Впервые Люха высадился на Земле в одном из пригородов Новосибирска. Если вы следите за вечерними газетами, сказал Люха, вы должны помнить большую статью об НЛО над Затулинкой. Он, Люха, и прибыл на том НЛО. При посадке ему отбило память, хорошо, что трансфер был заранее запрограммирован, то есть Люху автоматически превратило в существо формы человек. Так же автоматически Люха заработал первый срок. В каком-то кафе он сьел и выпил страшно много всяких вкусных вещей, еще не зная, что бесплатной еды и питья на Земле не бывает даже в романах. Весь следующий год он имел дело только с тюремной баландой. Зато в зоне он перестал беспокоиться и начал жить.

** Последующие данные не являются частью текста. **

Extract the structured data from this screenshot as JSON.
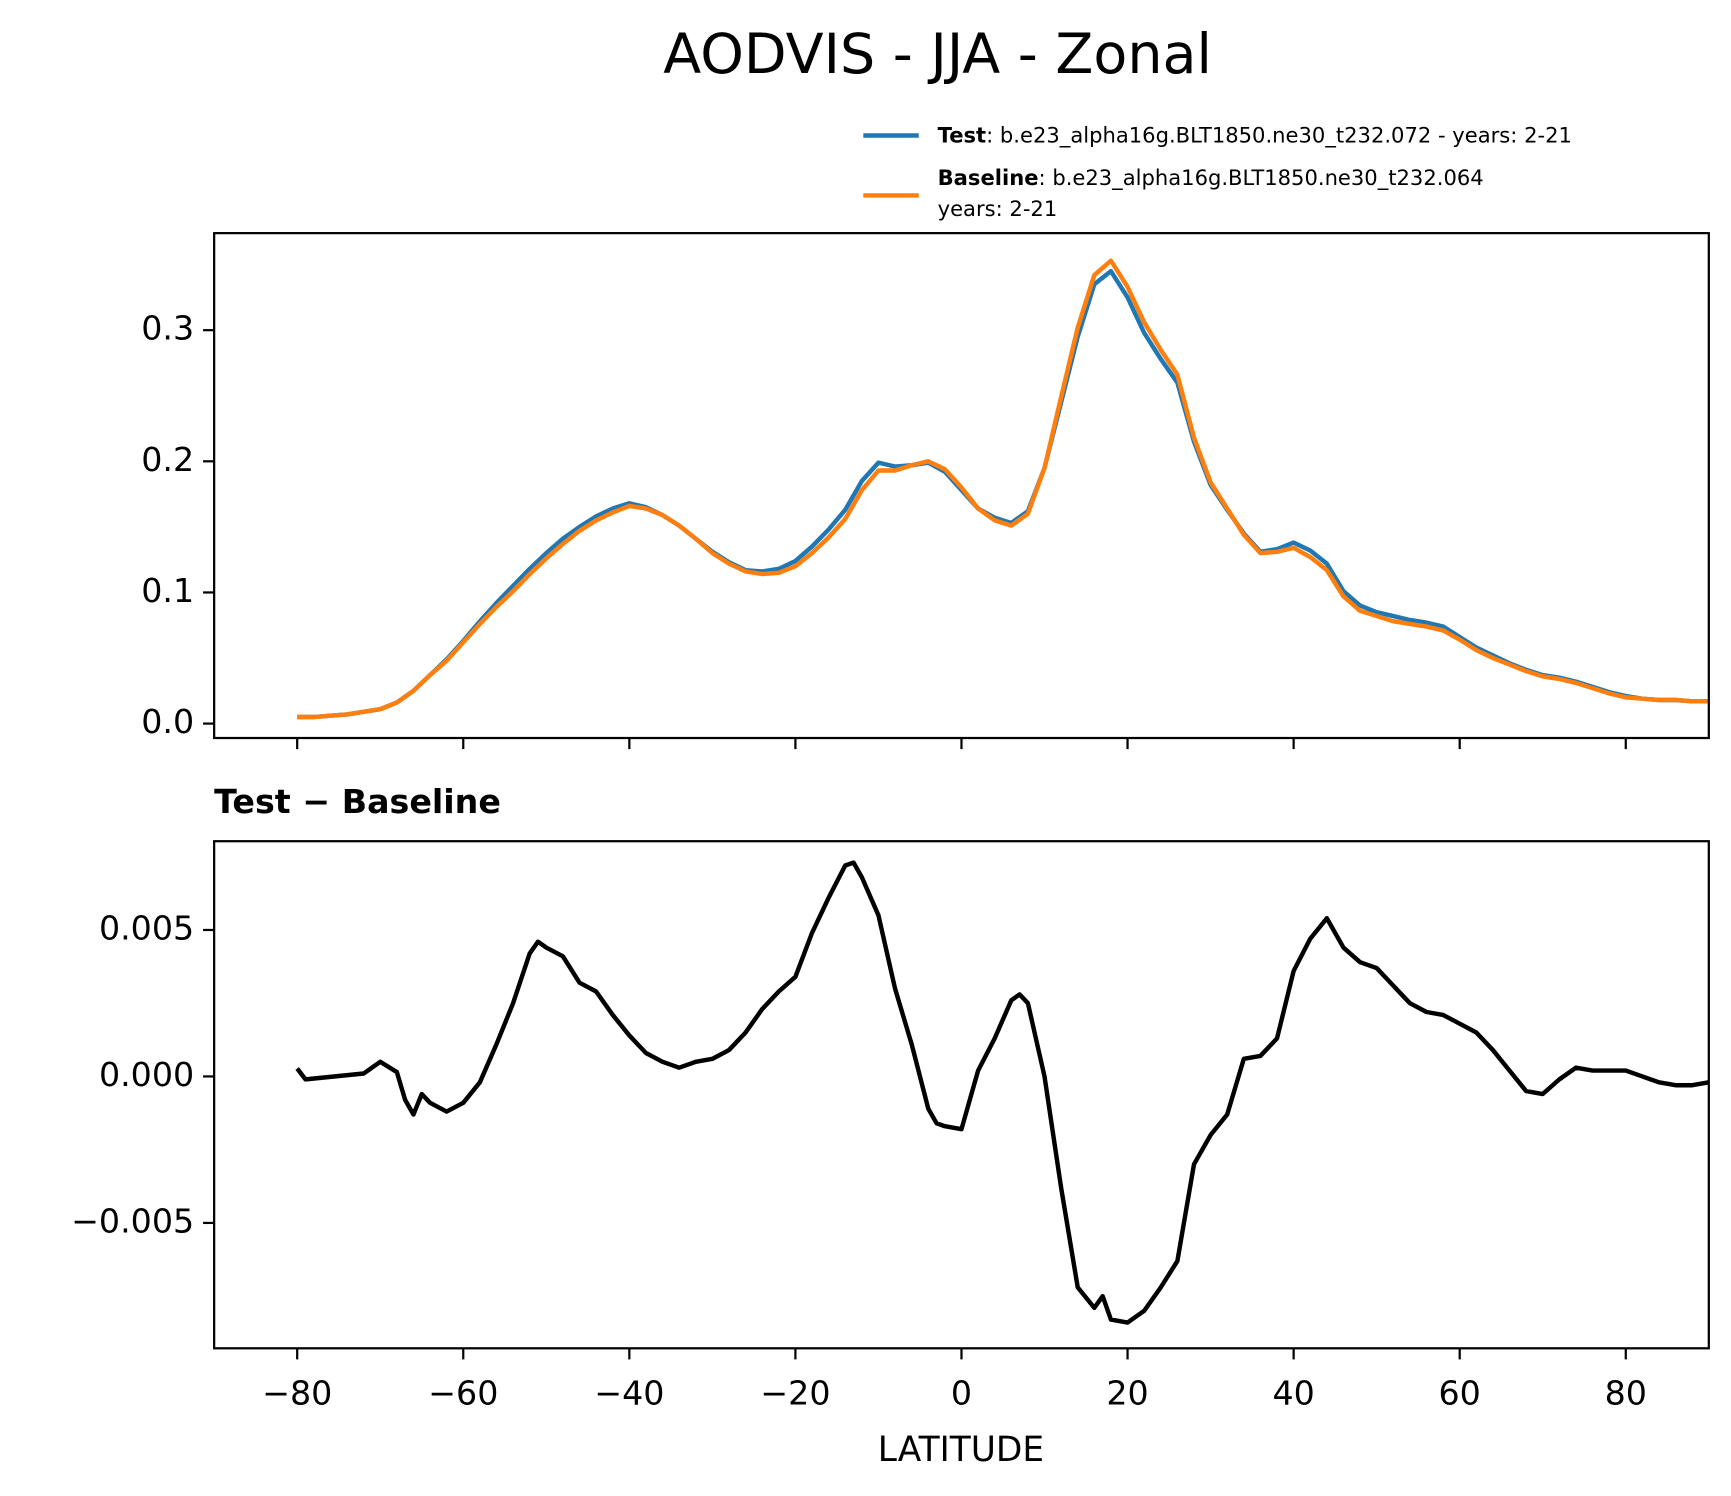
{
  "title": "AODVIS - JJA - Zonal",
  "chart_data": [
    {
      "type": "line",
      "xlim": [
        -90,
        90
      ],
      "ylim": [
        -0.011,
        0.374
      ],
      "xticks": [
        -80,
        -60,
        -40,
        -20,
        0,
        20,
        40,
        60,
        80
      ],
      "yticks": [
        {
          "value": 0,
          "label": "0.0"
        },
        0.1,
        0.2,
        0.3
      ],
      "x": [
        -80,
        -78,
        -76,
        -74,
        -72,
        -70,
        -68,
        -66,
        -64,
        -62,
        -60,
        -58,
        -56,
        -54,
        -52,
        -50,
        -48,
        -46,
        -44,
        -42,
        -40,
        -38,
        -36,
        -34,
        -32,
        -30,
        -28,
        -26,
        -24,
        -22,
        -20,
        -18,
        -16,
        -14,
        -12,
        -10,
        -8,
        -6,
        -4,
        -2,
        0,
        2,
        4,
        6,
        8,
        10,
        12,
        14,
        16,
        18,
        20,
        22,
        24,
        26,
        28,
        30,
        32,
        34,
        36,
        38,
        40,
        42,
        44,
        46,
        48,
        50,
        52,
        54,
        56,
        58,
        60,
        62,
        64,
        66,
        68,
        70,
        72,
        74,
        76,
        78,
        80,
        82,
        84,
        86,
        88,
        90
      ],
      "series": [
        {
          "name": "Test",
          "description": [
            ": b.e23_alpha16g.BLT1850.ne30_t232.072 - years: 2-21"
          ],
          "color": "#1f77b4",
          "values": [
            0.005,
            0.005,
            0.006,
            0.007,
            0.009,
            0.011,
            0.016,
            0.025,
            0.037,
            0.049,
            0.063,
            0.078,
            0.092,
            0.105,
            0.118,
            0.13,
            0.141,
            0.15,
            0.158,
            0.164,
            0.168,
            0.165,
            0.159,
            0.151,
            0.141,
            0.131,
            0.123,
            0.117,
            0.116,
            0.118,
            0.124,
            0.135,
            0.148,
            0.163,
            0.185,
            0.199,
            0.196,
            0.197,
            0.199,
            0.192,
            0.178,
            0.164,
            0.157,
            0.153,
            0.162,
            0.195,
            0.245,
            0.295,
            0.335,
            0.345,
            0.325,
            0.298,
            0.278,
            0.26,
            0.215,
            0.182,
            0.163,
            0.145,
            0.131,
            0.133,
            0.138,
            0.132,
            0.122,
            0.101,
            0.09,
            0.085,
            0.082,
            0.079,
            0.077,
            0.074,
            0.066,
            0.058,
            0.052,
            0.046,
            0.041,
            0.037,
            0.035,
            0.032,
            0.028,
            0.024,
            0.021,
            0.019,
            0.018,
            0.018,
            0.017,
            0.017
          ]
        },
        {
          "name": "Baseline",
          "description": [
            ": b.e23_alpha16g.BLT1850.ne30_t232.064",
            "years: 2-21"
          ],
          "color": "#ff7f0e",
          "values": [
            0.005,
            0.005,
            0.006,
            0.007,
            0.009,
            0.011,
            0.016,
            0.025,
            0.037,
            0.048,
            0.062,
            0.076,
            0.089,
            0.101,
            0.114,
            0.126,
            0.137,
            0.147,
            0.155,
            0.161,
            0.166,
            0.164,
            0.159,
            0.151,
            0.141,
            0.13,
            0.122,
            0.116,
            0.114,
            0.115,
            0.12,
            0.13,
            0.142,
            0.156,
            0.178,
            0.193,
            0.193,
            0.197,
            0.2,
            0.194,
            0.18,
            0.164,
            0.155,
            0.151,
            0.16,
            0.195,
            0.249,
            0.302,
            0.342,
            0.353,
            0.333,
            0.306,
            0.285,
            0.266,
            0.218,
            0.184,
            0.164,
            0.144,
            0.13,
            0.131,
            0.134,
            0.127,
            0.117,
            0.097,
            0.086,
            0.082,
            0.078,
            0.076,
            0.074,
            0.071,
            0.064,
            0.056,
            0.05,
            0.045,
            0.04,
            0.036,
            0.034,
            0.031,
            0.027,
            0.023,
            0.02,
            0.019,
            0.018,
            0.018,
            0.017,
            0.017
          ]
        }
      ]
    },
    {
      "type": "line",
      "title": "Test − Baseline",
      "xlabel": "LATITUDE",
      "xlim": [
        -90,
        90
      ],
      "ylim": [
        -0.00928,
        0.00803
      ],
      "xticks": [
        {
          "value": -80,
          "label": "−80"
        },
        {
          "value": -60,
          "label": "−60"
        },
        {
          "value": -40,
          "label": "−40"
        },
        {
          "value": -20,
          "label": "−20"
        },
        0,
        20,
        40,
        60,
        80
      ],
      "yticks": [
        {
          "value": -0.005,
          "label": "−0.005"
        },
        {
          "value": 0,
          "label": "0.000"
        },
        {
          "value": 0.005,
          "label": "0.005"
        }
      ],
      "x": [
        -80,
        -79,
        -72,
        -70,
        -68,
        -67,
        -66,
        -65,
        -64,
        -62,
        -60,
        -58,
        -56,
        -54,
        -52,
        -51,
        -50,
        -48,
        -46,
        -44,
        -42,
        -40,
        -38,
        -36,
        -34,
        -32,
        -30,
        -28,
        -26,
        -24,
        -22,
        -20,
        -18,
        -16,
        -14,
        -13,
        -12,
        -10,
        -8,
        -6,
        -4,
        -3,
        -2,
        0,
        2,
        4,
        6,
        7,
        8,
        10,
        12,
        14,
        16,
        17,
        18,
        20,
        22,
        24,
        26,
        28,
        30,
        32,
        34,
        36,
        38,
        40,
        42,
        44,
        46,
        48,
        50,
        52,
        54,
        56,
        58,
        60,
        62,
        64,
        66,
        68,
        70,
        72,
        74,
        76,
        78,
        80,
        82,
        84,
        86,
        88,
        90
      ],
      "series": [
        {
          "color": "#000000",
          "values": [
            0.00027,
            -0.0001,
            0.0001,
            0.0005,
            0.00015,
            -0.0008,
            -0.0013,
            -0.0006,
            -0.0009,
            -0.0012,
            -0.0009,
            -0.0002,
            0.0011,
            0.0025,
            0.0042,
            0.0046,
            0.0044,
            0.0041,
            0.0032,
            0.0029,
            0.0021,
            0.0014,
            0.0008,
            0.0005,
            0.0003,
            0.0005,
            0.0006,
            0.0009,
            0.0015,
            0.0023,
            0.0029,
            0.0034,
            0.0049,
            0.0061,
            0.0072,
            0.0073,
            0.0068,
            0.0055,
            0.003,
            0.0011,
            -0.0011,
            -0.0016,
            -0.0017,
            -0.0018,
            0.0002,
            0.0013,
            0.0026,
            0.0028,
            0.0025,
            0.0,
            -0.0038,
            -0.0072,
            -0.0079,
            -0.0075,
            -0.0083,
            -0.0084,
            -0.008,
            -0.0072,
            -0.0063,
            -0.003,
            -0.002,
            -0.0013,
            0.0006,
            0.0007,
            0.0013,
            0.0036,
            0.0047,
            0.0054,
            0.0044,
            0.0039,
            0.0037,
            0.0031,
            0.0025,
            0.0022,
            0.0021,
            0.0018,
            0.0015,
            0.0009,
            0.0002,
            -0.0005,
            -0.0006,
            -0.0001,
            0.0003,
            0.0002,
            0.0002,
            0.0002,
            0.0,
            -0.0002,
            -0.0003,
            -0.0003,
            -0.0002
          ]
        }
      ]
    }
  ]
}
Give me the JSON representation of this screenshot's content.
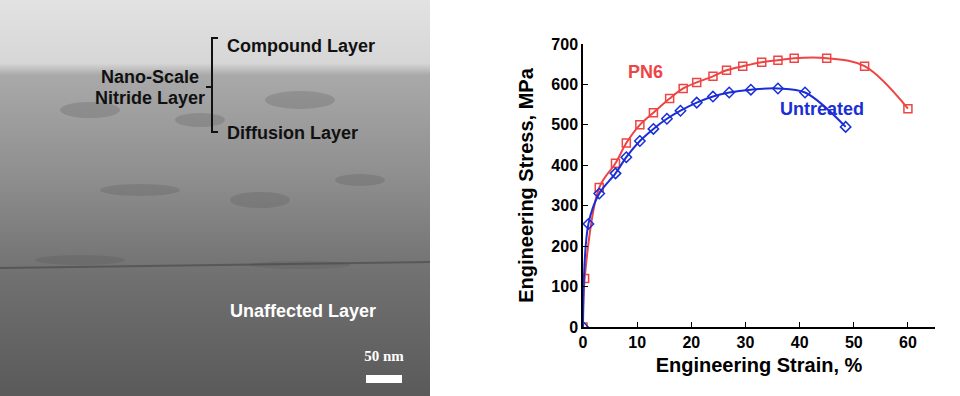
{
  "micrograph": {
    "labels": {
      "compound_layer": "Compound Layer",
      "nitride_layer": [
        "Nano-Scale",
        "Nitride Layer"
      ],
      "diffusion_layer": "Diffusion Layer",
      "unaffected_layer": "Unaffected Layer"
    },
    "scale_bar": "50 nm"
  },
  "chart_data": {
    "type": "line",
    "x_label": "Engineering Strain, %",
    "y_label": "Engineering Stress, MPa",
    "xlim": [
      0,
      65
    ],
    "ylim": [
      0,
      700
    ],
    "xticks": [
      0,
      10,
      20,
      30,
      40,
      50,
      60
    ],
    "yticks": [
      0,
      100,
      200,
      300,
      400,
      500,
      600,
      700
    ],
    "grid": false,
    "series": [
      {
        "name": "PN6",
        "color": "#ee4444",
        "marker": "square-open",
        "line_style": "solid",
        "x": [
          0,
          0.3,
          3,
          6,
          8,
          10.5,
          13,
          16,
          18.5,
          21,
          24,
          26.5,
          29.5,
          33,
          36,
          39,
          45,
          52,
          60
        ],
        "values": [
          0,
          120,
          345,
          405,
          455,
          500,
          530,
          565,
          590,
          605,
          620,
          635,
          645,
          655,
          660,
          665,
          665,
          645,
          540
        ]
      },
      {
        "name": "Untreated",
        "color": "#1a2ed6",
        "marker": "diamond-open",
        "line_style": "solid",
        "x": [
          0,
          1,
          3,
          6,
          8,
          10.5,
          13,
          15.5,
          18,
          21,
          24,
          27,
          31,
          36,
          41,
          48.5
        ],
        "values": [
          0,
          255,
          330,
          380,
          420,
          460,
          490,
          515,
          535,
          555,
          570,
          580,
          587,
          590,
          580,
          495
        ]
      }
    ]
  }
}
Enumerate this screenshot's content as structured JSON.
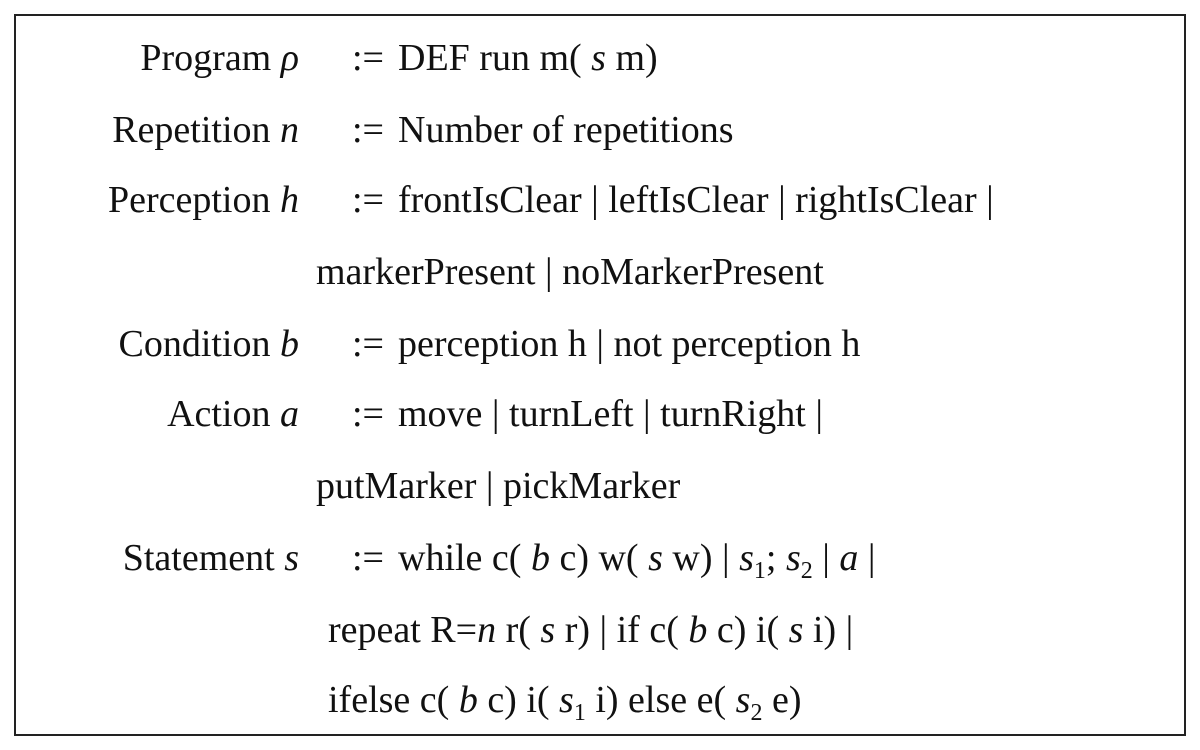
{
  "grammar": {
    "program": {
      "name": "Program",
      "symbol": "ρ",
      "op": ":=",
      "rhs_a": "DEF run m(",
      "rhs_s": "s",
      "rhs_b": "m)"
    },
    "repetition": {
      "name": "Repetition",
      "symbol": "n",
      "op": ":=",
      "rhs": "Number of repetitions"
    },
    "perception": {
      "name": "Perception",
      "symbol": "h",
      "op": ":=",
      "rhs_line1": "frontIsClear | leftIsClear | rightIsClear |",
      "rhs_line2": "markerPresent | noMarkerPresent"
    },
    "condition": {
      "name": "Condition",
      "symbol": "b",
      "op": ":=",
      "rhs": "perception h | not perception h"
    },
    "action": {
      "name": "Action",
      "symbol": "a",
      "op": ":=",
      "rhs_line1": "move | turnLeft | turnRight |",
      "rhs_line2": "putMarker | pickMarker"
    },
    "statement": {
      "name": "Statement",
      "symbol": "s",
      "op": ":=",
      "l1_a": "while c(",
      "l1_b": "b",
      "l1_c": "c) w(",
      "l1_d": "s",
      "l1_e": "w) |",
      "l1_s1": "s",
      "l1_sub1": "1",
      "l1_semi": ";",
      "l1_s2": "s",
      "l1_sub2": "2",
      "l1_bar": "|",
      "l1_a_sym": "a",
      "l1_end": "|",
      "l2_a": "repeat R=",
      "l2_n": "n",
      "l2_b": "r(",
      "l2_s": "s",
      "l2_c": "r) | if c(",
      "l2_bsym": "b",
      "l2_d": "c) i(",
      "l2_s2": "s",
      "l2_e": "i) |",
      "l3_a": "ifelse c(",
      "l3_b": "b",
      "l3_c": "c) i(",
      "l3_s1": "s",
      "l3_sub1": "1",
      "l3_d": "i) else e(",
      "l3_s2": "s",
      "l3_sub2": "2",
      "l3_e": "e)"
    }
  }
}
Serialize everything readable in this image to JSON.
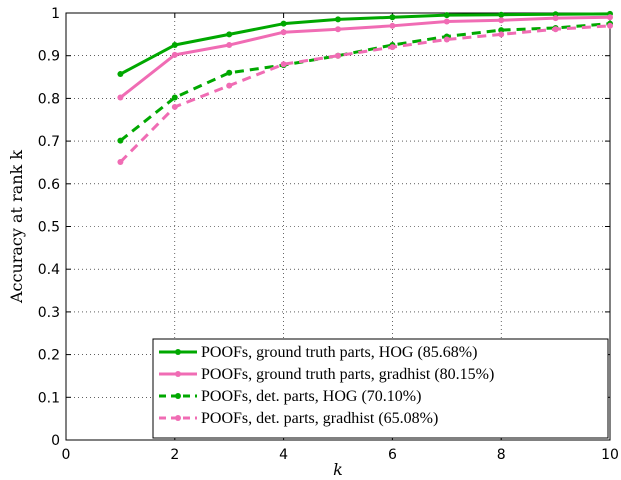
{
  "chart_data": {
    "type": "line",
    "title": "",
    "xlabel": "k",
    "ylabel": "Accuracy at rank k",
    "xlim": [
      0,
      10
    ],
    "ylim": [
      0,
      1
    ],
    "xticks": [
      0,
      2,
      4,
      6,
      8,
      10
    ],
    "yticks": [
      0,
      0.1,
      0.2,
      0.3,
      0.4,
      0.5,
      0.6,
      0.7,
      0.8,
      0.9,
      1
    ],
    "xtick_labels": [
      "0",
      "2",
      "4",
      "6",
      "8",
      "10"
    ],
    "ytick_labels": [
      "0",
      "0.1",
      "0.2",
      "0.3",
      "0.4",
      "0.5",
      "0.6",
      "0.7",
      "0.8",
      "0.9",
      "1"
    ],
    "grid": true,
    "legend_position": "bottom-right",
    "x": [
      1,
      2,
      3,
      4,
      5,
      6,
      7,
      8,
      9,
      10
    ],
    "series": [
      {
        "name": "POOFs, ground truth parts, HOG (85.68%)",
        "color": "#00a800",
        "dashed": false,
        "values": [
          0.857,
          0.925,
          0.95,
          0.975,
          0.985,
          0.99,
          0.995,
          0.996,
          0.997,
          0.998
        ]
      },
      {
        "name": "POOFs, ground truth parts, gradhist (80.15%)",
        "color": "#f06cb4",
        "dashed": false,
        "values": [
          0.802,
          0.902,
          0.925,
          0.955,
          0.962,
          0.97,
          0.98,
          0.983,
          0.988,
          0.99
        ]
      },
      {
        "name": "POOFs, det. parts, HOG (70.10%)",
        "color": "#00a800",
        "dashed": true,
        "values": [
          0.701,
          0.802,
          0.86,
          0.878,
          0.9,
          0.925,
          0.945,
          0.96,
          0.965,
          0.975
        ]
      },
      {
        "name": "POOFs, det. parts, gradhist (65.08%)",
        "color": "#f06cb4",
        "dashed": true,
        "values": [
          0.651,
          0.78,
          0.83,
          0.88,
          0.9,
          0.92,
          0.938,
          0.95,
          0.962,
          0.97
        ]
      }
    ]
  }
}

Терпеливо отсидев срок (он многому научился в зоне), Люха получил справку об освобождении на имя Ивана Сергеевича Березницкого, так он почему-то назвался начальству. Возможно, слышал такое имя, чем-то оно ему понравилось. Неважно. С Люцией Имантовной он познакомился уже как Березницкий. Люция поставила Люху на ноги, приобщила к нормальной земной жизни, но, к сожалению, законы искусства оказались для Люции Имантовны чуждыми. Она не умела и не хотела петь песнь, ей вполне хватало естественных радостей.
А он, Люха, конечно, преступник.
А преступление, известно, не окупается.
Так же, как искусство.
Есть великий закон, выведенный великим Сфорцей: все, что не окупается – преступление. А прежде всего, известно, не окупается искусство. Видел из вас кто-нибудь, чтобы искусство окупалось? Особенно здесь, на Земле? Если кто-нибудь такое и видел, значит, это исключение. Он, Люха, не верит исключениям. Он знает о запрещенных книгах, о запрещенных фильмах, о запрещенных спектаклях. Он знает о психушках и о лагерях. Он, Люха, часто ходит в Домжур. Там много людей, пытающихся петь песнь, значит, преступающих закон. Он, Люха, сам не умеет петь песнь, у него, как у многих его соплеменников, вывихнут какой-то ген, но его с невероятной силой тянет к преступлению. Более того, его тянет к такому преступлению, которое поистине не окупается. Никогда. Вспомните Модильяни, сказал Люха Шурику и Роальду. Вспомните Гогена. Или Грета Гарбо. Разве не ушла она из искусства, убоясь собственных преступлений? Вспомните ее темные очки и мышиную, надвинутую на глаза шляпку. Она спаслась, вернувшись в естественную жизнь. А Джером Селинджер, великий ум, рано понявший глубинную опасность искусства? Он молчит много лет, он молчит уже десятилетия, вот как трудно изжить в себе эту страшную тягу – петь песнь.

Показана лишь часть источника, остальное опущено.